C’est une décision qui fera date et qui devrait accentuer la pression sur les autres banques, sous le coup d’enquêtes judiciaires similaires. La filiale du Crédit Agricole, Cacib (Crédit Agricole Corporate and Investment Bank), a accepté de payer une amende de 88,24 millions d’euros en échange de l’abandon des poursuites qui la visent dans l’affaire de fraude fiscale dite « CumCum », qui secoue le monde bancaire depuis 2018.
Ce mécanisme, révélé en 2018 par un consortium de médias internationaux, dont Le Monde, consiste, pour des détenteurs étrangers d’actions d’entreprises françaises cotées, à échapper à l’imposition à la source sur les dividendes dont ils sont redevables. Dans ce type de montage financier international, les porteurs d’actions confient temporairement leurs titres à une banque au moment de la collecte de la taxe sur les dividendes, échappant ainsi à l’imposition. Les banques, qui jouent un rôle d’intermédiaire, se rémunèrent en prélevant une commission.
Le 5 septembre, la filiale Cacib et le Parquet national financier (PNF) ont signé une convention judiciaire d’intérêt public, une première dans ce dossier. « Je pense que nous avons été la seule banque à avoir été transparente avec le fisc », a souligné l’avocat de la banque d’investissement du Crédit agricole.
« C’est aujourd’hui la confirmation officielle de cette fraude en col blanc »
La convention a été validée ce lundi 8 septembre, par le président du tribunal de Paris, et porte sur des faits de blanchiment aggravé de fraude fiscale aggravée, notamment en raison de transactions réalisées chaque année à la même époque au moment du prélèvement de la taxe. Pour rappel, le PNF a lancé en 2021 des enquêtes visant Cacib et cinq autres grandes banques : BNP Paribas, Exane (gestionnaire de fonds, filiale de BNP Paribas), Société Générale, Natixis et HSBC, selon l’Agence France Presse.
« Contrairement aux affirmations et aux écrits de la Fédération bancaire française, c’est aujourd’hui la conformation officielle de cette fraude en col blanc, que le Sénat a combattu avec constance et détermination depuis 2017-2018 », réagit ce mardi Jean-François Husson (LR). Et d’ajouter : « J’espère pour le coup que c’est le début de la véritable fin de ces phénomènes de fraudes, qui ne sont pas plus entendables qu’acceptables. On continuera de les combattre. »
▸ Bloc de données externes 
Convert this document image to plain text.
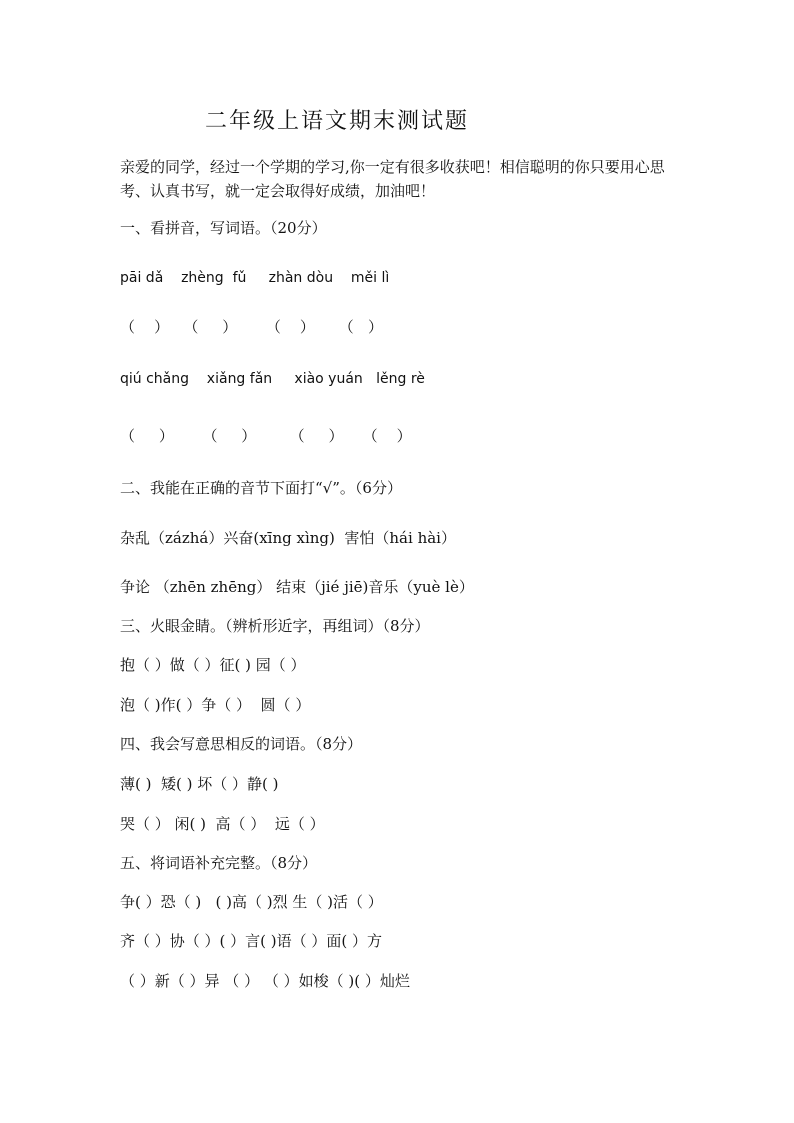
二年级上语文期末测试题
亲爱的同学，经过一个学期的学习,你一定有很多收获吧！相信聪明的你只要用心思考、认真书写，就一定会取得好成绩，加油吧！
一、看拼音，写词语。（20分）
pāi dǎ    zhèng  fǔ     zhàn dòu    měi lì
（    ）   （     ）      （    ）     （   ）
qiú chǎng    xiǎng fǎn     xiào yuán   lěng rè
（     ）      （     ）       （     ）    （    ）
二、我能在正确的音节下面打“√”。（6分）
杂乱（zázhá）兴奋(xīng xìng)  害怕（hái hài）
争论 （zhēn zhēng） 结束（jié jiē)音乐（yuè lè）
三、火眼金睛。（辨析形近字，再组词）（8分）
抱（ ）做（ ）征( ) 园（ ）
泡（ )作( ）争（ ）  圆（ ）
四、我会写意思相反的词语。（8分）
薄( )  矮( ) 坏（ ）静( )
哭（ ） 闲( )  高（ ）  远（ ）
五、将词语补充完整。（8分）
争( ）恐（ )   ( )高（ )烈 生（ )活（ ）
齐（ ）协（ ）( ）言( )语（ ）面( ）方
（ ）新（ ）异 （ ） （ ）如梭（ )( ）灿烂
Le rapporteur général de la commission des finances du Sénat (LR) rappelle l’engagement de sa commission depuis plusieurs années pour mettre un terme à ces montages. Au cours de la dernière discussion budgétaire au Parlement, le Sénat avait adopté une disposition législative pour combattre ces opérations. Une instruction fiscale pour l’administration, signée par le gouvernement, avait toutefois affaibli la disposition intégrée dans la législation par les parlementaires. À l’issue d’un bras de fer politique, les sénateurs ont finalement obtenu le retrait de cette instruction controversé cet été.
Des procédures de redressement en cours pour un montant de 4,5 milliards d’euros
« Il est des forces, que j’appelle occultes, qui se sont fortement organisées, mobilisées pour résister, et je pense que notre détermination, et le contexte politique actuel, l’une et l’autre simultanément, nous ont permis – je l’espère – de mettre fin à ces phénomènes de fraude », se félicite le sénateur de Meurthe-et-Moselle, qui avait accusé le gouvernement d’avoir cédé au lobby bancaire.
En juillet dernier, le ministre de l’Economie, Éric Lombard, a fait état de « procédures de redressement » en cours visant « cinq établissements de la place pour un montant de 4,5 milliards d’euros », sans les nommer. Une somme non négligeable en cette période de difficultés budgétaires majeures en France.
Dans des estimations menées par l’université de Mannheim (Allemagne), le manque à gagner fiscal pour la France, dû à la fraude des CumCum, se chiffrerait à 33 milliards d’euros sur la période 2000-2020.